Miss Maude and Creech, whom I have mentioned before, enjoyed a simple life in Barnwell County, South Carolina.  Their home, an unpainted clapboard house perched atop heart pine logs, was lighted with kerosene lamps.  Meals were cooked on a wood stove, which also served as their only source of heat during the winter months.

In the summertime, Miss Maude and Creech would sit together in matching rocking chairs on a shaded porch that wrapped around the house.  It was common for Creech to wear a straw hat, a long-sleeved cotton shirt, and overalls. Miss Maude, who often wore a sunbonnet and faded calico dress, cooled herself with a fan woven from a Palmetto palm.

The pair drew water in a wooden bucket from a deep well because the house had no running water. Miss Maude washed dishes in a blue enamel pan.  They took turns bathing in a galvanized tin tub in the kitchen once a week, usually on Saturday, whether they needed it or not. The leftover water, taken to their lush flower and fruitful vegetable gardens, was poured from a white porcelain pitcher around individual plants.  That water provided the moisture needed in the heat of the Low Country. Their conservation of water is to be admired and emulated.

At the end of July 2012, Barnwell County, their home place, was designated as suffering from severe drought. The South Carolina Drought Response Committee reports continuing severe drought conditions for Abbeville, McCormick, Edgefield, and Aiken counties in the Savannah River Basin. Oconee, Pickens, Anderson, Saluda, Greenwood, Greenville, Newberry, Laurens, and Lexington counties are experiencing moderate drought conditions.

Lack of precipitation during the past fall and winter contributed to the low moisture conditions. Limited rainfall and above normal temperatures during spring and early summer have produced the severe drought. These conditions from mid-June through mid-July have destroyed crops and pastures and caused lake levels to drop below normal. Lake Jocassee is twenty-two feet below normal while Hartwell and Thurmond are both ten feet lower than normal. The rainfall patterns have increased slightly but overcoming the deficiency during the summer months is difficult due to increased evaporation.

Wildfires in the western states have dominated the news this year. Drought conditions have also put South Carolina at increased risk for summer wildfires. Each year, the Palmetto State averages about 4,000 fires that burn approximately 24,000 acres, according to the South Carolina Forestry Commission.

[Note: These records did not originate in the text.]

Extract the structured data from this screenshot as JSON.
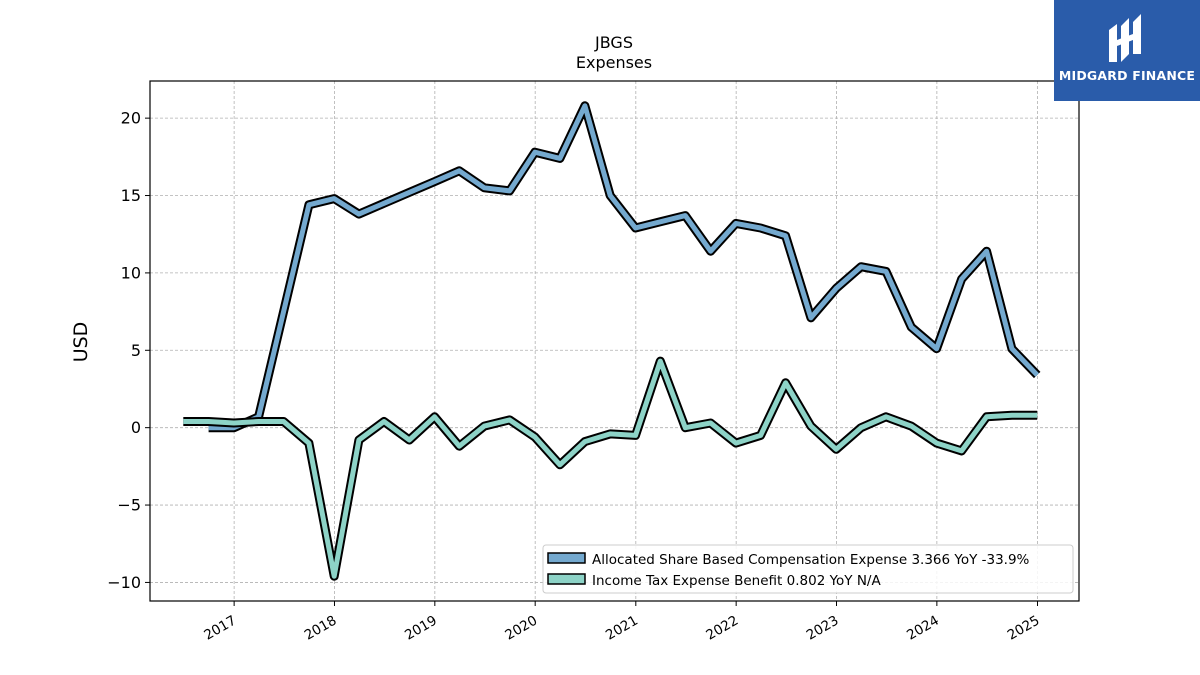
{
  "brand": {
    "name": "MIDGARD FINANCE",
    "color": "#2a5caa"
  },
  "chart_data": {
    "type": "line",
    "title": "JBGS",
    "subtitle": "Expenses",
    "ylabel": "USD",
    "xlabel": "",
    "xlim": [
      "2016-03-01",
      "2025-06-01"
    ],
    "ylim": [
      -11.2,
      22.4
    ],
    "yticks": [
      -10,
      -5,
      0,
      5,
      10,
      15,
      20
    ],
    "xticks": [
      "2017",
      "2018",
      "2019",
      "2020",
      "2021",
      "2022",
      "2023",
      "2024",
      "2025"
    ],
    "grid": true,
    "legend_position": "lower-right",
    "series": [
      {
        "name": "Allocated Share Based Compensation Expense  3.366 YoY -33.9%",
        "color": "#74a9cf",
        "points": [
          [
            "2016-09-30",
            0.0
          ],
          [
            "2016-12-31",
            0.0
          ],
          [
            "2017-03-31",
            0.7
          ],
          [
            "2017-06-30",
            7.5
          ],
          [
            "2017-09-30",
            14.4
          ],
          [
            "2017-12-31",
            14.8
          ],
          [
            "2018-03-31",
            13.8
          ],
          [
            "2018-06-30",
            14.5
          ],
          [
            "2018-09-30",
            15.2
          ],
          [
            "2018-12-31",
            15.9
          ],
          [
            "2019-03-31",
            16.6
          ],
          [
            "2019-06-30",
            15.5
          ],
          [
            "2019-09-30",
            15.3
          ],
          [
            "2019-12-31",
            17.8
          ],
          [
            "2020-03-31",
            17.4
          ],
          [
            "2020-06-30",
            20.8
          ],
          [
            "2020-09-30",
            15.0
          ],
          [
            "2020-12-31",
            12.9
          ],
          [
            "2021-03-31",
            13.3
          ],
          [
            "2021-06-30",
            13.7
          ],
          [
            "2021-09-30",
            11.4
          ],
          [
            "2021-12-31",
            13.2
          ],
          [
            "2022-03-31",
            12.9
          ],
          [
            "2022-06-30",
            12.4
          ],
          [
            "2022-09-30",
            7.1
          ],
          [
            "2022-12-31",
            9.0
          ],
          [
            "2023-03-31",
            10.4
          ],
          [
            "2023-06-30",
            10.1
          ],
          [
            "2023-09-30",
            6.5
          ],
          [
            "2023-12-31",
            5.1
          ],
          [
            "2024-03-31",
            9.6
          ],
          [
            "2024-06-30",
            11.4
          ],
          [
            "2024-09-30",
            5.1
          ],
          [
            "2024-12-31",
            3.4
          ]
        ]
      },
      {
        "name": "Income Tax Expense Benefit  0.802 YoY N/A",
        "color": "#8dd3c7",
        "points": [
          [
            "2016-06-30",
            0.4
          ],
          [
            "2016-09-30",
            0.4
          ],
          [
            "2016-12-31",
            0.3
          ],
          [
            "2017-03-31",
            0.4
          ],
          [
            "2017-06-30",
            0.4
          ],
          [
            "2017-09-30",
            -1.0
          ],
          [
            "2017-12-31",
            -9.6
          ],
          [
            "2018-03-31",
            -0.8
          ],
          [
            "2018-06-30",
            0.4
          ],
          [
            "2018-09-30",
            -0.8
          ],
          [
            "2018-12-31",
            0.7
          ],
          [
            "2019-03-31",
            -1.2
          ],
          [
            "2019-06-30",
            0.1
          ],
          [
            "2019-09-30",
            0.5
          ],
          [
            "2019-12-31",
            -0.6
          ],
          [
            "2020-03-31",
            -2.4
          ],
          [
            "2020-06-30",
            -0.9
          ],
          [
            "2020-09-30",
            -0.4
          ],
          [
            "2020-12-31",
            -0.5
          ],
          [
            "2021-03-31",
            4.3
          ],
          [
            "2021-06-30",
            0.0
          ],
          [
            "2021-09-30",
            0.3
          ],
          [
            "2021-12-31",
            -1.0
          ],
          [
            "2022-03-31",
            -0.5
          ],
          [
            "2022-06-30",
            2.9
          ],
          [
            "2022-09-30",
            0.1
          ],
          [
            "2022-12-31",
            -1.4
          ],
          [
            "2023-03-31",
            0.0
          ],
          [
            "2023-06-30",
            0.7
          ],
          [
            "2023-09-30",
            0.1
          ],
          [
            "2023-12-31",
            -1.0
          ],
          [
            "2024-03-31",
            -1.5
          ],
          [
            "2024-06-30",
            0.7
          ],
          [
            "2024-09-30",
            0.8
          ],
          [
            "2024-12-31",
            0.8
          ]
        ]
      }
    ]
  }
}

Though the situation is not nearly so critical for most of us, the drought that has persisted in United States through the summer has been difficult for many who love to garden. We have tried to stay ahead of the drought by watering regularly and by mulching deeply, but many gardeners have lost prized trees and shrubs.  Vegetable and flower gardens have also suffered.

I have paid special attention to the plants in my garden that have survived.  While I have lost a number of plants, I have learned that next year I should plant more succulents like the always reliable sedums; more heat-tolerant annuals such as vinca, cosmos, cleome, and portulaca; and more drought-tolerant perennials like verbena, black-eyed Susan, yarrow, and coneflowers. Knockout roses have survived well.

Clare and I have also learned some important lessons about conserving water.

  • It is not wise or practical to leave a sprinkler running for several hours because too much water is lost due to evaporation.
  • We use plastic dishpans in our kitchen sink to conserve dishwater.  Hanging baskets, flowerpots, and flower boxes all get a daily drink of this recycled water.
  • Shorter showers are in order.  We use a three-gallon bucket placed under the faucet to collect water while it reaches to the right temperature.  Trees and shrubs that must be watered deeply love this recycled water.

We’ve learned from necessity the lessons that Miss Maude and Creech demonstrated so beautifully on their farm long ago.

While public officials guide us in measures to conserve water that are in the best interest of us all, we as individuals and families have responsibilities, too. Coping with the drought requires that we all protect this resource.

We need to pray for the folks so severely affected by drought.  Let’s also pray for rain!